FOR:  RAWSON-KOENIG, INC.                       CONTACT:  Les Horvath
      2301 Central Parkway                                Controller
      Houston, Texas  77092


           RAWSON-KOENIG, INC. ANNOUNCES 1 FOR 100 REVERSE
       SPLIT AND APPROVAL OF MERGER WITH RKI ACQUISITION, INC.
           -----------------------------------------------
                                 
    Houston, Texas, November 11, 1997 - Rawson-Koenig, Inc. (NASDAQ
Small-Cap Market Symbol:  RAKO) announced today that its Board of
Directors approved a 1 for 100 reverse split for all shares of Rawson-
Koenig, Inc. common stock.  The reverse split is to be effective
immediately upon receipt of clearance by NASDAQ and will apply to all
outstanding shares on the record date of November 24, 1997.  All
shareholders holding less than one share as a result of the reverse
split will have such holding retired by a cash payment equal to $2.15
per share for each share held prior to the reverse split.

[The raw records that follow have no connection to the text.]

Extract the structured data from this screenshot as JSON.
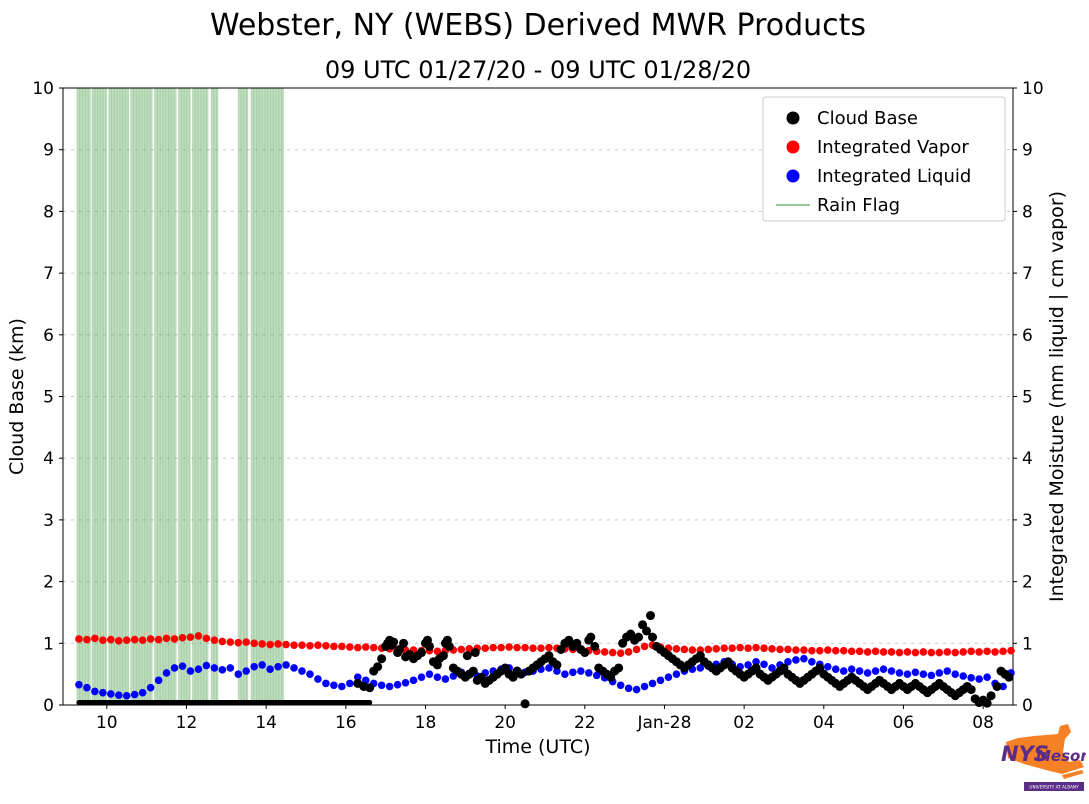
{
  "chart_data": {
    "type": "scatter",
    "title": "Webster, NY (WEBS) Derived MWR Products",
    "subtitle": "09 UTC 01/27/20 - 09 UTC 01/28/20",
    "xlabel": "Time (UTC)",
    "ylabel_left": "Cloud Base (km)",
    "ylabel_right": "Integrated Moisture (mm liquid | cm vapor)",
    "xlim": [
      8.9,
      32.75
    ],
    "ylim": [
      0,
      10
    ],
    "x_ticks": {
      "values": [
        10,
        12,
        14,
        16,
        18,
        20,
        22,
        24,
        26,
        28,
        30,
        32
      ],
      "labels": [
        "10",
        "12",
        "14",
        "16",
        "18",
        "20",
        "22",
        "Jan-28",
        "02",
        "04",
        "06",
        "08"
      ]
    },
    "y_ticks": [
      0,
      1,
      2,
      3,
      4,
      5,
      6,
      7,
      8,
      9,
      10
    ],
    "grid": {
      "y_values": [
        1,
        2,
        3,
        4,
        5,
        6,
        7,
        8,
        9
      ],
      "style": "dashed",
      "color": "#c8c8c8"
    },
    "legend": {
      "position": "upper right",
      "entries": [
        {
          "label": "Cloud Base",
          "marker": "dot",
          "color": "#000000"
        },
        {
          "label": "Integrated Vapor",
          "marker": "dot",
          "color": "#ff0000"
        },
        {
          "label": "Integrated Liquid",
          "marker": "dot",
          "color": "#0000ff"
        },
        {
          "label": "Rain Flag",
          "marker": "line",
          "color": "#74b374"
        }
      ]
    },
    "series": {
      "rain_flag": {
        "name": "Rain Flag",
        "color": "#4da14d",
        "opacity": 0.35,
        "intervals": [
          [
            9.25,
            9.6
          ],
          [
            9.63,
            10.0
          ],
          [
            10.05,
            10.55
          ],
          [
            10.6,
            11.15
          ],
          [
            11.2,
            11.75
          ],
          [
            11.8,
            12.1
          ],
          [
            12.15,
            12.55
          ],
          [
            12.62,
            12.8
          ],
          [
            13.3,
            13.55
          ],
          [
            13.62,
            14.45
          ]
        ]
      },
      "integrated_vapor": {
        "name": "Integrated Vapor",
        "color": "#ff0000",
        "start": 9.3,
        "step": 0.2,
        "values": [
          1.07,
          1.06,
          1.08,
          1.05,
          1.06,
          1.04,
          1.05,
          1.06,
          1.05,
          1.07,
          1.06,
          1.08,
          1.07,
          1.09,
          1.1,
          1.12,
          1.08,
          1.05,
          1.03,
          1.02,
          1.01,
          1.02,
          1.0,
          0.99,
          0.98,
          0.99,
          0.98,
          0.97,
          0.97,
          0.96,
          0.97,
          0.96,
          0.95,
          0.95,
          0.94,
          0.93,
          0.94,
          0.93,
          0.92,
          0.91,
          0.9,
          0.89,
          0.89,
          0.88,
          0.88,
          0.87,
          0.88,
          0.89,
          0.9,
          0.91,
          0.92,
          0.92,
          0.93,
          0.93,
          0.94,
          0.93,
          0.93,
          0.92,
          0.92,
          0.93,
          0.92,
          0.91,
          0.9,
          0.89,
          0.88,
          0.87,
          0.86,
          0.85,
          0.84,
          0.86,
          0.9,
          0.95,
          0.97,
          0.94,
          0.92,
          0.91,
          0.9,
          0.89,
          0.89,
          0.9,
          0.91,
          0.92,
          0.92,
          0.93,
          0.92,
          0.93,
          0.92,
          0.91,
          0.9,
          0.9,
          0.89,
          0.89,
          0.88,
          0.88,
          0.89,
          0.88,
          0.88,
          0.87,
          0.87,
          0.86,
          0.87,
          0.86,
          0.86,
          0.85,
          0.86,
          0.85,
          0.86,
          0.85,
          0.85,
          0.86,
          0.85,
          0.86,
          0.87,
          0.86,
          0.87,
          0.86,
          0.87,
          0.88
        ]
      },
      "integrated_liquid": {
        "name": "Integrated Liquid",
        "color": "#0000ff",
        "start": 9.3,
        "step": 0.2,
        "values": [
          0.33,
          0.28,
          0.22,
          0.2,
          0.18,
          0.16,
          0.15,
          0.17,
          0.2,
          0.28,
          0.4,
          0.52,
          0.6,
          0.63,
          0.55,
          0.58,
          0.64,
          0.6,
          0.57,
          0.6,
          0.5,
          0.55,
          0.62,
          0.65,
          0.58,
          0.62,
          0.65,
          0.6,
          0.55,
          0.5,
          0.42,
          0.35,
          0.32,
          0.3,
          0.35,
          0.45,
          0.4,
          0.35,
          0.32,
          0.3,
          0.33,
          0.36,
          0.4,
          0.45,
          0.5,
          0.45,
          0.42,
          0.47,
          0.53,
          0.5,
          0.47,
          0.52,
          0.55,
          0.58,
          0.6,
          0.56,
          0.53,
          0.55,
          0.58,
          0.6,
          0.55,
          0.5,
          0.53,
          0.55,
          0.52,
          0.48,
          0.44,
          0.38,
          0.32,
          0.27,
          0.25,
          0.3,
          0.35,
          0.4,
          0.45,
          0.5,
          0.55,
          0.58,
          0.6,
          0.63,
          0.66,
          0.7,
          0.66,
          0.62,
          0.65,
          0.7,
          0.66,
          0.6,
          0.65,
          0.7,
          0.73,
          0.75,
          0.7,
          0.66,
          0.62,
          0.58,
          0.55,
          0.58,
          0.55,
          0.52,
          0.55,
          0.58,
          0.55,
          0.52,
          0.5,
          0.53,
          0.5,
          0.48,
          0.52,
          0.55,
          0.5,
          0.47,
          0.44,
          0.42,
          0.45,
          0.35,
          0.3,
          0.52
        ]
      },
      "cloud_base": {
        "name": "Cloud Base",
        "color": "#000000",
        "baseline": {
          "x_start": 9.3,
          "x_end": 16.6,
          "y": 0.04
        },
        "points": [
          [
            16.3,
            0.35
          ],
          [
            16.45,
            0.3
          ],
          [
            16.6,
            0.28
          ],
          [
            16.7,
            0.55
          ],
          [
            16.8,
            0.62
          ],
          [
            16.9,
            0.75
          ],
          [
            17.0,
            0.95
          ],
          [
            17.05,
            1.0
          ],
          [
            17.1,
            1.05
          ],
          [
            17.15,
            0.97
          ],
          [
            17.2,
            1.02
          ],
          [
            17.3,
            0.85
          ],
          [
            17.35,
            0.9
          ],
          [
            17.45,
            1.0
          ],
          [
            17.5,
            0.78
          ],
          [
            17.6,
            0.82
          ],
          [
            17.7,
            0.75
          ],
          [
            17.8,
            0.8
          ],
          [
            17.9,
            0.85
          ],
          [
            18.0,
            1.0
          ],
          [
            18.05,
            1.05
          ],
          [
            18.1,
            0.95
          ],
          [
            18.2,
            0.7
          ],
          [
            18.3,
            0.65
          ],
          [
            18.35,
            0.75
          ],
          [
            18.45,
            0.8
          ],
          [
            18.5,
            1.0
          ],
          [
            18.55,
            1.05
          ],
          [
            18.6,
            0.95
          ],
          [
            18.7,
            0.6
          ],
          [
            18.8,
            0.55
          ],
          [
            18.9,
            0.5
          ],
          [
            19.0,
            0.45
          ],
          [
            19.05,
            0.8
          ],
          [
            19.1,
            0.5
          ],
          [
            19.2,
            0.55
          ],
          [
            19.25,
            0.85
          ],
          [
            19.3,
            0.4
          ],
          [
            19.4,
            0.45
          ],
          [
            19.5,
            0.35
          ],
          [
            19.6,
            0.4
          ],
          [
            19.7,
            0.45
          ],
          [
            19.8,
            0.5
          ],
          [
            19.9,
            0.55
          ],
          [
            20.0,
            0.6
          ],
          [
            20.1,
            0.5
          ],
          [
            20.2,
            0.45
          ],
          [
            20.3,
            0.55
          ],
          [
            20.4,
            0.5
          ],
          [
            20.5,
            0.02
          ],
          [
            20.6,
            0.55
          ],
          [
            20.7,
            0.6
          ],
          [
            20.8,
            0.65
          ],
          [
            20.9,
            0.7
          ],
          [
            21.0,
            0.75
          ],
          [
            21.1,
            0.8
          ],
          [
            21.2,
            0.7
          ],
          [
            21.3,
            0.65
          ],
          [
            21.4,
            0.9
          ],
          [
            21.5,
            1.0
          ],
          [
            21.6,
            1.05
          ],
          [
            21.7,
            0.95
          ],
          [
            21.8,
            1.0
          ],
          [
            21.9,
            0.9
          ],
          [
            22.0,
            0.85
          ],
          [
            22.1,
            1.05
          ],
          [
            22.15,
            1.1
          ],
          [
            22.25,
            0.95
          ],
          [
            22.35,
            0.6
          ],
          [
            22.45,
            0.55
          ],
          [
            22.55,
            0.5
          ],
          [
            22.65,
            0.45
          ],
          [
            22.75,
            0.55
          ],
          [
            22.85,
            0.6
          ],
          [
            22.95,
            1.0
          ],
          [
            23.05,
            1.1
          ],
          [
            23.15,
            1.15
          ],
          [
            23.25,
            1.05
          ],
          [
            23.35,
            1.1
          ],
          [
            23.45,
            1.3
          ],
          [
            23.55,
            1.2
          ],
          [
            23.65,
            1.45
          ],
          [
            23.7,
            1.1
          ],
          [
            23.8,
            0.95
          ],
          [
            23.9,
            0.9
          ],
          [
            24.0,
            0.85
          ],
          [
            24.1,
            0.8
          ],
          [
            24.2,
            0.75
          ],
          [
            24.3,
            0.7
          ],
          [
            24.4,
            0.65
          ],
          [
            24.5,
            0.6
          ],
          [
            24.6,
            0.65
          ],
          [
            24.7,
            0.7
          ],
          [
            24.8,
            0.75
          ],
          [
            24.9,
            0.8
          ],
          [
            25.0,
            0.7
          ],
          [
            25.1,
            0.65
          ],
          [
            25.2,
            0.6
          ],
          [
            25.3,
            0.55
          ],
          [
            25.4,
            0.6
          ],
          [
            25.5,
            0.65
          ],
          [
            25.6,
            0.7
          ],
          [
            25.7,
            0.6
          ],
          [
            25.8,
            0.55
          ],
          [
            25.9,
            0.5
          ],
          [
            26.0,
            0.45
          ],
          [
            26.1,
            0.5
          ],
          [
            26.2,
            0.55
          ],
          [
            26.3,
            0.6
          ],
          [
            26.4,
            0.5
          ],
          [
            26.5,
            0.45
          ],
          [
            26.6,
            0.4
          ],
          [
            26.7,
            0.45
          ],
          [
            26.8,
            0.5
          ],
          [
            26.9,
            0.55
          ],
          [
            27.0,
            0.6
          ],
          [
            27.1,
            0.5
          ],
          [
            27.2,
            0.45
          ],
          [
            27.3,
            0.4
          ],
          [
            27.4,
            0.35
          ],
          [
            27.5,
            0.4
          ],
          [
            27.6,
            0.45
          ],
          [
            27.7,
            0.5
          ],
          [
            27.8,
            0.55
          ],
          [
            27.9,
            0.6
          ],
          [
            28.0,
            0.5
          ],
          [
            28.1,
            0.45
          ],
          [
            28.2,
            0.4
          ],
          [
            28.3,
            0.35
          ],
          [
            28.4,
            0.3
          ],
          [
            28.5,
            0.35
          ],
          [
            28.6,
            0.4
          ],
          [
            28.7,
            0.45
          ],
          [
            28.8,
            0.4
          ],
          [
            28.9,
            0.35
          ],
          [
            29.0,
            0.3
          ],
          [
            29.1,
            0.25
          ],
          [
            29.2,
            0.3
          ],
          [
            29.3,
            0.35
          ],
          [
            29.4,
            0.4
          ],
          [
            29.5,
            0.35
          ],
          [
            29.6,
            0.3
          ],
          [
            29.7,
            0.25
          ],
          [
            29.8,
            0.3
          ],
          [
            29.9,
            0.35
          ],
          [
            30.0,
            0.3
          ],
          [
            30.1,
            0.25
          ],
          [
            30.2,
            0.3
          ],
          [
            30.3,
            0.35
          ],
          [
            30.4,
            0.3
          ],
          [
            30.5,
            0.25
          ],
          [
            30.6,
            0.2
          ],
          [
            30.7,
            0.25
          ],
          [
            30.8,
            0.3
          ],
          [
            30.9,
            0.35
          ],
          [
            31.0,
            0.3
          ],
          [
            31.1,
            0.25
          ],
          [
            31.2,
            0.2
          ],
          [
            31.3,
            0.15
          ],
          [
            31.4,
            0.2
          ],
          [
            31.5,
            0.25
          ],
          [
            31.6,
            0.3
          ],
          [
            31.7,
            0.25
          ],
          [
            31.8,
            0.1
          ],
          [
            31.9,
            0.04
          ],
          [
            32.0,
            0.08
          ],
          [
            32.1,
            0.03
          ],
          [
            32.2,
            0.15
          ],
          [
            32.35,
            0.3
          ],
          [
            32.45,
            0.55
          ],
          [
            32.55,
            0.5
          ],
          [
            32.65,
            0.45
          ]
        ]
      }
    }
  },
  "logo": {
    "nys": "NYS",
    "mesonet": "Mesonet",
    "tagline": "UNIVERSITY AT ALBANY"
  }
}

    The Board of Directors also approved the merger of Rawson-Koenig,
Inc. into RKI Acquisition, Inc., an entity that is wholly owned by
the Rawson Family.  The merger is to be effective as soon as
practicable.  Upon completion of the merger, RKI Acquisition, Inc.
will change its name to Rawson-Koenig, Inc.

    These actions by the Board of Directors regarding the reverse
split and the merger were taken in connection with the Rawson-Koenig,
Inc. tender offer that expired on October 31, 1997, and are as
described in the Offer to Purchase dated August 28, 1997.

    Rawson-Koenig, Inc. manufactures truck service bodies, truck tool
boxes, winches and truck-mounted cranes.